Your homeowners or renters policy provides financial protection for a number of disasters, whether they occur on Halloween or any other day of the year—including the following:
- Fire: If a jack-o-lantern or other decoration goes up in flames and damages your property, your homeowners or renters policy covers fire-related losses. And, if your home is uninhabitable following a covered peril like a fire, additional living expenses (ALE) coverage will pay for alternate accommodations, such as a hotel, while your home is being repaired.
- Vandalism. In the event your home or your personal possessions are damaged by neighborhood tricksters, homeowners and renters insurance policies provide coverage for vandalism and malicious mischief.
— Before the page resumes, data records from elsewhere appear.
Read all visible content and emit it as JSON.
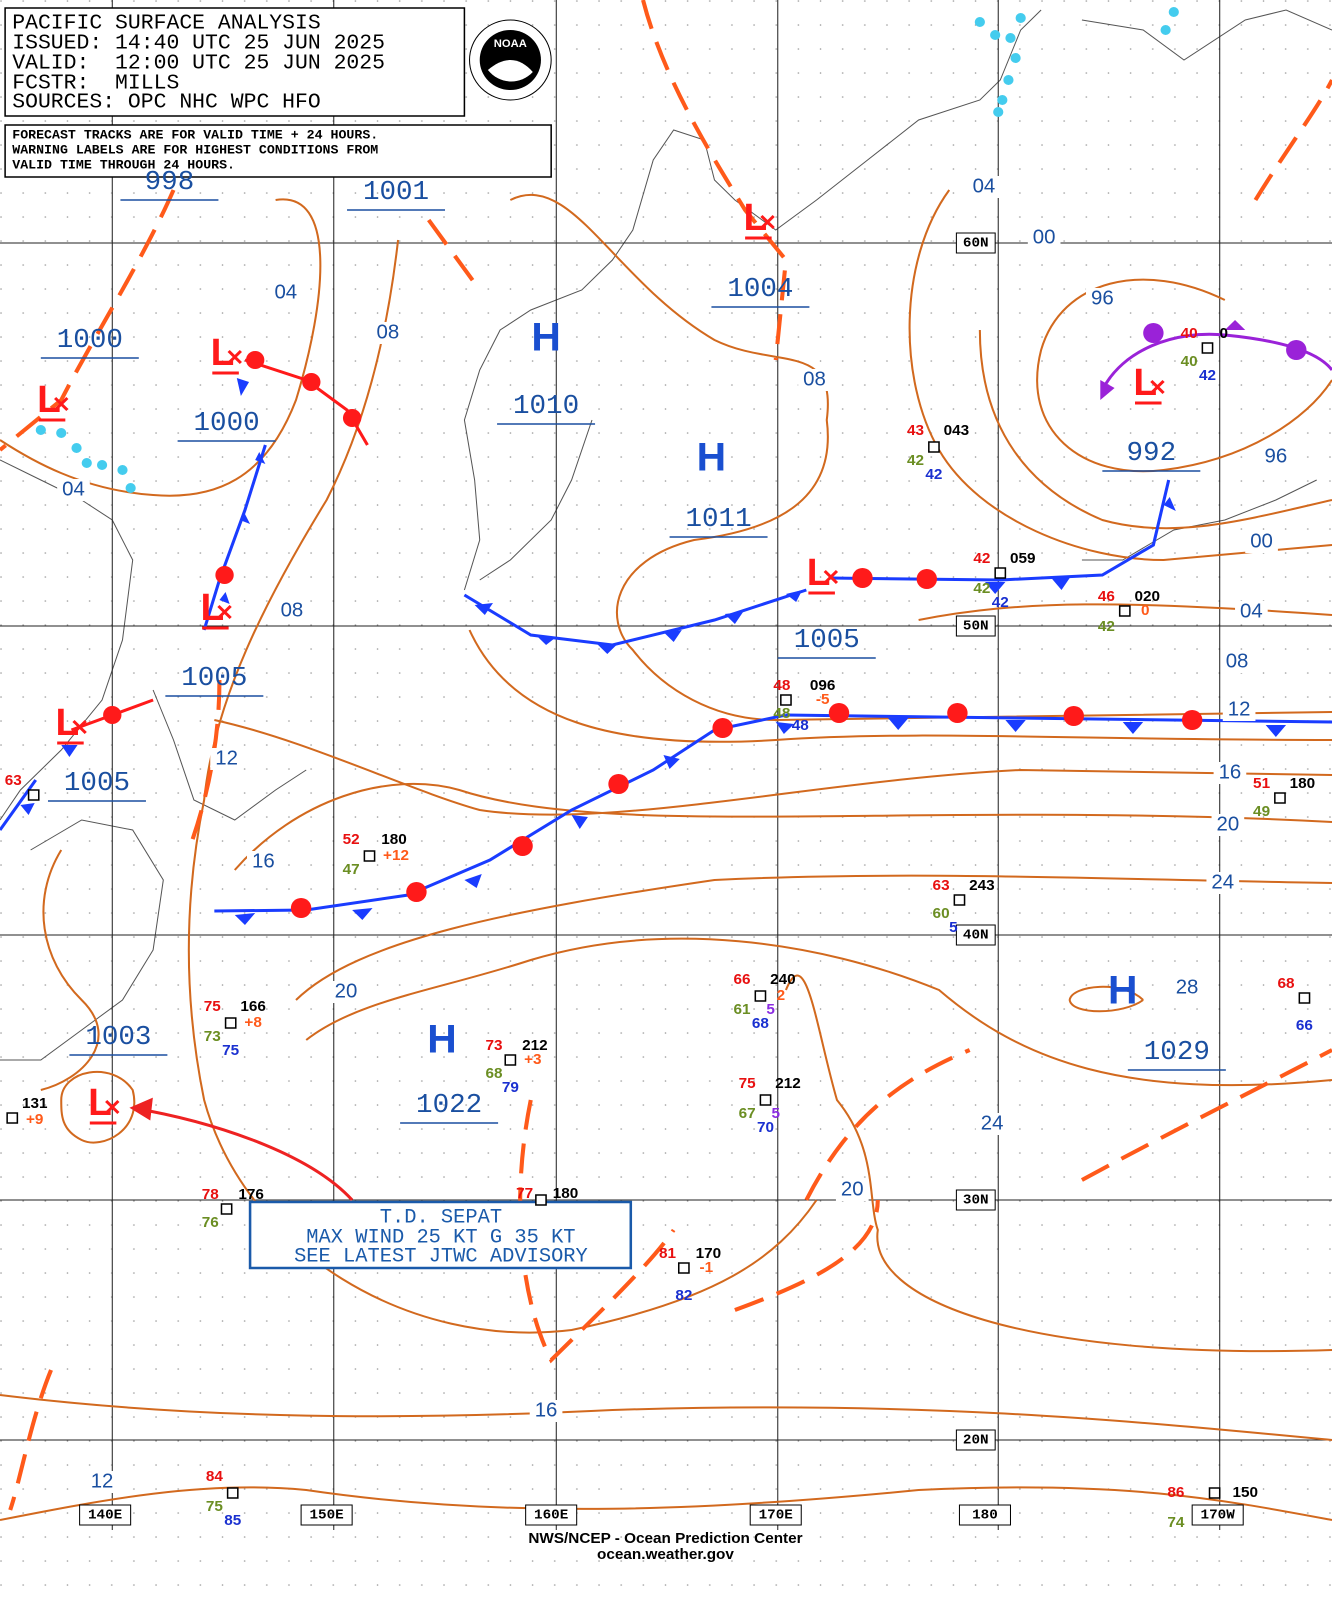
{
  "header": {
    "title": "PACIFIC SURFACE ANALYSIS",
    "lines": [
      "ISSUED: 14:40 UTC 25 JUN 2025",
      "VALID:  12:00 UTC 25 JUN 2025",
      "FCSTR:  MILLS",
      "SOURCES: OPC NHC WPC HFO"
    ]
  },
  "notes": [
    "FORECAST TRACKS ARE FOR VALID TIME + 24 HOURS.",
    "WARNING LABELS ARE FOR HIGHEST CONDITIONS FROM",
    "VALID TIME THROUGH 24 HOURS."
  ],
  "logo": "NOAA",
  "pressure_centers": [
    "L",
    "L",
    "L",
    "H",
    "H",
    "L",
    "L",
    "L",
    "L",
    "L",
    "H",
    "H"
  ],
  "pressure_values": [
    "998",
    "1001",
    "1004",
    "1000",
    "1000",
    "1010",
    "1011",
    "992",
    "1005",
    "1005",
    "1005",
    "1003",
    "1022",
    "1029"
  ],
  "isobar_labels": [
    "04",
    "08",
    "04",
    "08",
    "12",
    "16",
    "20",
    "08",
    "04",
    "00",
    "96",
    "96",
    "00",
    "04",
    "08",
    "12",
    "16",
    "20",
    "24",
    "28",
    "24",
    "20",
    "16",
    "12"
  ],
  "latitude_labels": [
    "60N",
    "50N",
    "40N",
    "30N",
    "20N"
  ],
  "longitude_labels": [
    "140E",
    "150E",
    "160E",
    "170E",
    "180",
    "170W"
  ],
  "stations": [
    [
      "43",
      "043",
      "42",
      "42"
    ],
    [
      "42",
      "059",
      "42",
      "42"
    ],
    [
      "46",
      "020",
      "0",
      "42"
    ],
    [
      "40",
      "0",
      "40",
      "42"
    ],
    [
      "48",
      "096",
      "-5",
      "48",
      "48"
    ],
    [
      "52",
      "180",
      "+12",
      "47"
    ],
    [
      "51",
      "180",
      "49"
    ],
    [
      "63",
      "243",
      "60",
      "5"
    ],
    [
      "66",
      "240",
      "2",
      "61",
      "5",
      "68"
    ],
    [
      "75",
      "166",
      "+8",
      "73",
      "75"
    ],
    [
      "73",
      "212",
      "+3",
      "68",
      "79"
    ],
    [
      "75",
      "212",
      "67",
      "5",
      "70"
    ],
    [
      "63"
    ],
    [
      "131",
      "+9"
    ],
    [
      "78",
      "176",
      "76"
    ],
    [
      "77",
      "180"
    ],
    [
      "81",
      "170",
      "-1",
      "82"
    ],
    [
      "68",
      "66"
    ],
    [
      "84",
      "75",
      "85"
    ],
    [
      "86",
      "150",
      "74"
    ]
  ],
  "advisory": [
    "T.D. SEPAT",
    "MAX WIND 25 KT G 35 KT",
    "SEE LATEST JTWC ADVISORY"
  ],
  "footer": {
    "office": "NWS/NCEP - Ocean Prediction Center",
    "website": "ocean.weather.gov"
  }
}
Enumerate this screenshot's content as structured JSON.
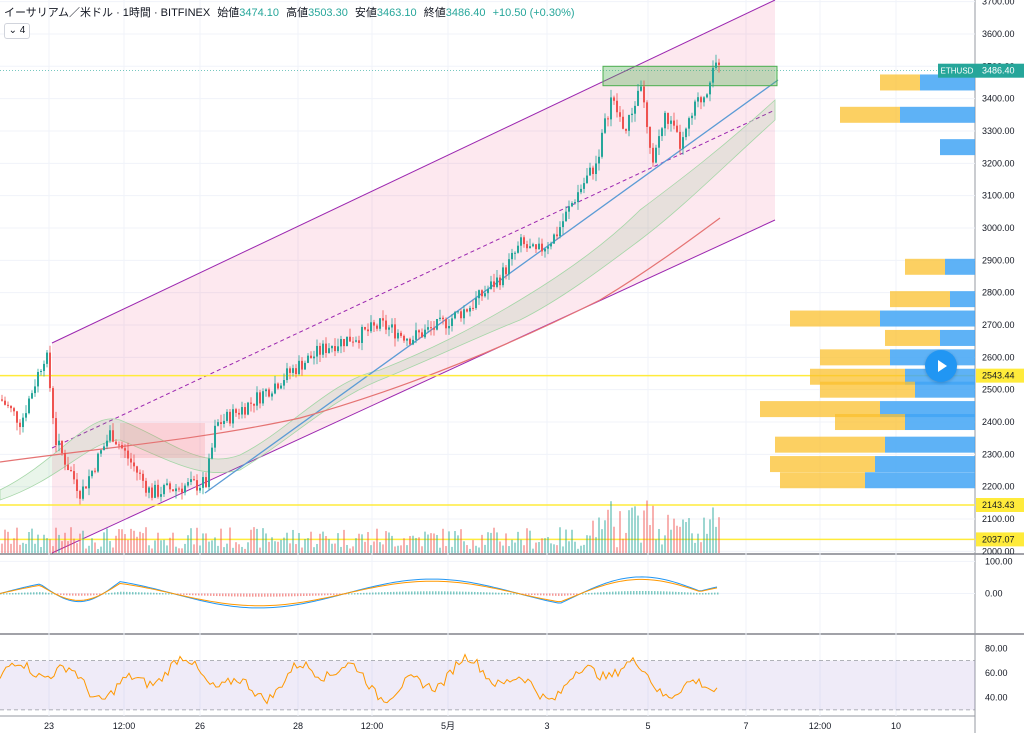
{
  "legend": {
    "symbol": "イーサリアム／米ドル · 1時間 · BITFINEX",
    "open_label": "始値",
    "open": "3474.10",
    "high_label": "高値",
    "high": "3503.30",
    "low_label": "安値",
    "low": "3463.10",
    "close_label": "終値",
    "close": "3486.40",
    "change": "+10.50 (+0.30%)",
    "collapsed_count": "4"
  },
  "colors": {
    "up": "#26a69a",
    "down": "#ef5350",
    "channel": "#9c27b0",
    "highlight": "#ffeb3b",
    "trend": "#5b9bd5",
    "ma": "#e57373",
    "vp_up": "#42a5f5",
    "vp_down": "#fbc02d"
  },
  "chart_data": [
    {
      "type": "candlestick",
      "title": "",
      "price_axis_ticks": [
        "3700.00",
        "3600.00",
        "3500.00",
        "3400.00",
        "3300.00",
        "3200.00",
        "3100.00",
        "3000.00",
        "2900.00",
        "2800.00",
        "2700.00",
        "2600.00",
        "2500.00",
        "2400.00",
        "2300.00",
        "2200.00",
        "2100.00",
        "2000.00"
      ],
      "ylim": [
        1995,
        3705
      ],
      "time_ticks": [
        "23",
        "12:00",
        "26",
        "28",
        "12:00",
        "5月",
        "3",
        "5",
        "7",
        "12:00",
        "10"
      ],
      "series_anchors_price": [
        [
          0,
          2470
        ],
        [
          20,
          2400
        ],
        [
          45,
          2620
        ],
        [
          55,
          2340
        ],
        [
          80,
          2180
        ],
        [
          110,
          2370
        ],
        [
          150,
          2180
        ],
        [
          180,
          2200
        ],
        [
          205,
          2210
        ],
        [
          215,
          2390
        ],
        [
          250,
          2460
        ],
        [
          300,
          2580
        ],
        [
          330,
          2640
        ],
        [
          360,
          2670
        ],
        [
          380,
          2700
        ],
        [
          410,
          2660
        ],
        [
          440,
          2700
        ],
        [
          470,
          2760
        ],
        [
          500,
          2850
        ],
        [
          520,
          2950
        ],
        [
          535,
          2920
        ],
        [
          555,
          2980
        ],
        [
          575,
          3100
        ],
        [
          595,
          3200
        ],
        [
          610,
          3400
        ],
        [
          625,
          3300
        ],
        [
          640,
          3450
        ],
        [
          650,
          3200
        ],
        [
          665,
          3350
        ],
        [
          680,
          3250
        ],
        [
          695,
          3380
        ],
        [
          705,
          3420
        ],
        [
          712,
          3510
        ],
        [
          718,
          3480
        ]
      ],
      "price_labels": [
        {
          "text": "ETHUSD",
          "value": "3486.40",
          "price": 3486.4
        },
        {
          "text": "",
          "value": "2543.44",
          "price": 2543.44
        },
        {
          "text": "",
          "value": "2143.43",
          "price": 2143.43
        },
        {
          "text": "",
          "value": "2037.07",
          "price": 2037.07
        }
      ],
      "highlight_range": [
        3440,
        3500
      ],
      "volume_profile": [
        {
          "price": 3450,
          "up": 40,
          "down": 55
        },
        {
          "price": 3350,
          "up": 60,
          "down": 75
        },
        {
          "price": 3250,
          "up": 0,
          "down": 35
        },
        {
          "price": 2880,
          "up": 40,
          "down": 30
        },
        {
          "price": 2780,
          "up": 60,
          "down": 25
        },
        {
          "price": 2720,
          "up": 90,
          "down": 95
        },
        {
          "price": 2660,
          "up": 55,
          "down": 35
        },
        {
          "price": 2600,
          "up": 70,
          "down": 85
        },
        {
          "price": 2540,
          "up": 95,
          "down": 70
        },
        {
          "price": 2500,
          "up": 95,
          "down": 60
        },
        {
          "price": 2440,
          "up": 120,
          "down": 95
        },
        {
          "price": 2400,
          "up": 70,
          "down": 70
        },
        {
          "price": 2330,
          "up": 110,
          "down": 90
        },
        {
          "price": 2270,
          "up": 105,
          "down": 100
        },
        {
          "price": 2220,
          "up": 85,
          "down": 110
        }
      ]
    },
    {
      "type": "line",
      "title": "",
      "ticks": [
        "100.00",
        "0.00"
      ],
      "ylim": [
        -120,
        120
      ]
    },
    {
      "type": "line",
      "title": "",
      "ticks": [
        "80.00",
        "60.00",
        "40.00"
      ],
      "ylim": [
        25,
        90
      ]
    }
  ]
}
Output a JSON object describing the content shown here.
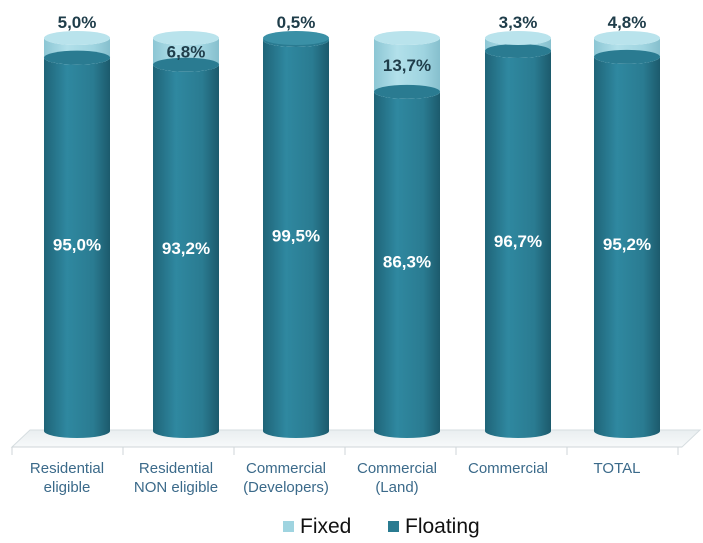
{
  "chart_data": {
    "type": "bar",
    "stacked": true,
    "categories": [
      [
        "Residential",
        "eligible"
      ],
      [
        "Residential",
        "NON eligible"
      ],
      [
        "Commercial",
        "(Developers)"
      ],
      [
        "Commercial",
        "(Land)"
      ],
      [
        "Commercial"
      ],
      [
        "TOTAL"
      ]
    ],
    "series": [
      {
        "name": "Floating",
        "color": "#2a7b91",
        "values": [
          95.0,
          93.2,
          99.5,
          86.3,
          96.7,
          95.2
        ],
        "labels": [
          "95,0%",
          "93,2%",
          "99,5%",
          "86,3%",
          "96,7%",
          "95,2%"
        ]
      },
      {
        "name": "Fixed",
        "color": "#9fd4e0",
        "values": [
          5.0,
          6.8,
          0.5,
          13.7,
          3.3,
          4.8
        ],
        "labels": [
          "5,0%",
          "6,8%",
          "0,5%",
          "13,7%",
          "3,3%",
          "4,8%"
        ]
      }
    ],
    "ylim": [
      0,
      100
    ],
    "legend": {
      "position": "bottom",
      "entries": [
        {
          "name": "Fixed",
          "color": "#9fd4e0"
        },
        {
          "name": "Floating",
          "color": "#2a7b91"
        }
      ]
    },
    "grid": false,
    "title": "",
    "xlabel": "",
    "ylabel": ""
  }
}
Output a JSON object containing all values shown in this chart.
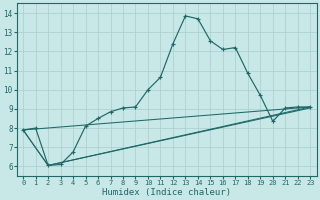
{
  "xlabel": "Humidex (Indice chaleur)",
  "bg_color": "#c8e8e8",
  "grid_color": "#a8cece",
  "line_color": "#1e6868",
  "xlim": [
    -0.5,
    23.5
  ],
  "ylim": [
    5.5,
    14.5
  ],
  "xticks": [
    0,
    1,
    2,
    3,
    4,
    5,
    6,
    7,
    8,
    9,
    10,
    11,
    12,
    13,
    14,
    15,
    16,
    17,
    18,
    19,
    20,
    21,
    22,
    23
  ],
  "yticks": [
    6,
    7,
    8,
    9,
    10,
    11,
    12,
    13,
    14
  ],
  "main_x": [
    0,
    1,
    2,
    3,
    4,
    5,
    6,
    7,
    8,
    9,
    10,
    11,
    12,
    13,
    14,
    15,
    16,
    17,
    18,
    19,
    20,
    21,
    22,
    23
  ],
  "main_y": [
    7.9,
    8.0,
    6.05,
    6.1,
    6.75,
    8.1,
    8.5,
    8.85,
    9.05,
    9.1,
    10.0,
    10.65,
    12.4,
    13.85,
    13.7,
    12.55,
    12.1,
    12.2,
    10.85,
    9.7,
    8.35,
    9.05,
    9.1,
    9.1
  ],
  "straight_lines": [
    {
      "x": [
        0,
        23
      ],
      "y": [
        7.9,
        9.1
      ]
    },
    {
      "x": [
        0,
        2,
        23
      ],
      "y": [
        7.9,
        6.05,
        9.1
      ]
    },
    {
      "x": [
        0,
        2,
        23
      ],
      "y": [
        7.9,
        6.05,
        9.05
      ]
    }
  ]
}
- Injuries. The liability portion of a homeowners or renters policy comes into play if a trick-or-treater is injured while at your home. This would provide coverage for legal expenses and possible judgments against you—up to the policy limits. Your policy also includes no-fault medical coverage so the injured person can file their claim directly with your insurer—without having to sue you. And if your dog gets a little skittish from all the commotion and accidentally nips a trick-or-treater, your liability coverage includes damages or injuries caused by pets.
- Keep walkways well-lit and free of clutter. Not only will a well-lit home send a message to your neighborhood that you are participating in the festivities, but it will also ensure that those goblins can see where they are going as they approach your door.
- Keep electrical wires tied down so that scampering trick or treaters don’t stumble. Many long trailing costumes put kids at risk of tripping, especially if they are wearing masks and are unfamiliar with the property. Electrical cords should be securely tied down and out of the path.
- Make sure handrails/railings are secure. A child can easily fall when mounting the stairs if railings are wobbly or come loose. Fix or reinforce your railings a few weeks before the witching hour.
- Use battery-operated bulbs instead of candles in pumpkins. The National Fire Protection Association’s most recent statistics show that decorations were the first items to be ignited in 920 reported home structure fires on average each year, resulting in six civilian deaths, 47 civilian injuries and $12.9 million in direct property damage.
- Consider raising liability limits. Generally, most homeowners insurance policies provide a minimum of $100,000 worth of liability insurance. It is generally recommended that homeowners consider purchasing at least $300,000 to $500,000 worth of liability protection. If you own property or assets that are worth more than the liability limits in your policy, a separate umbrella or excess liability policy can provides extra coverage.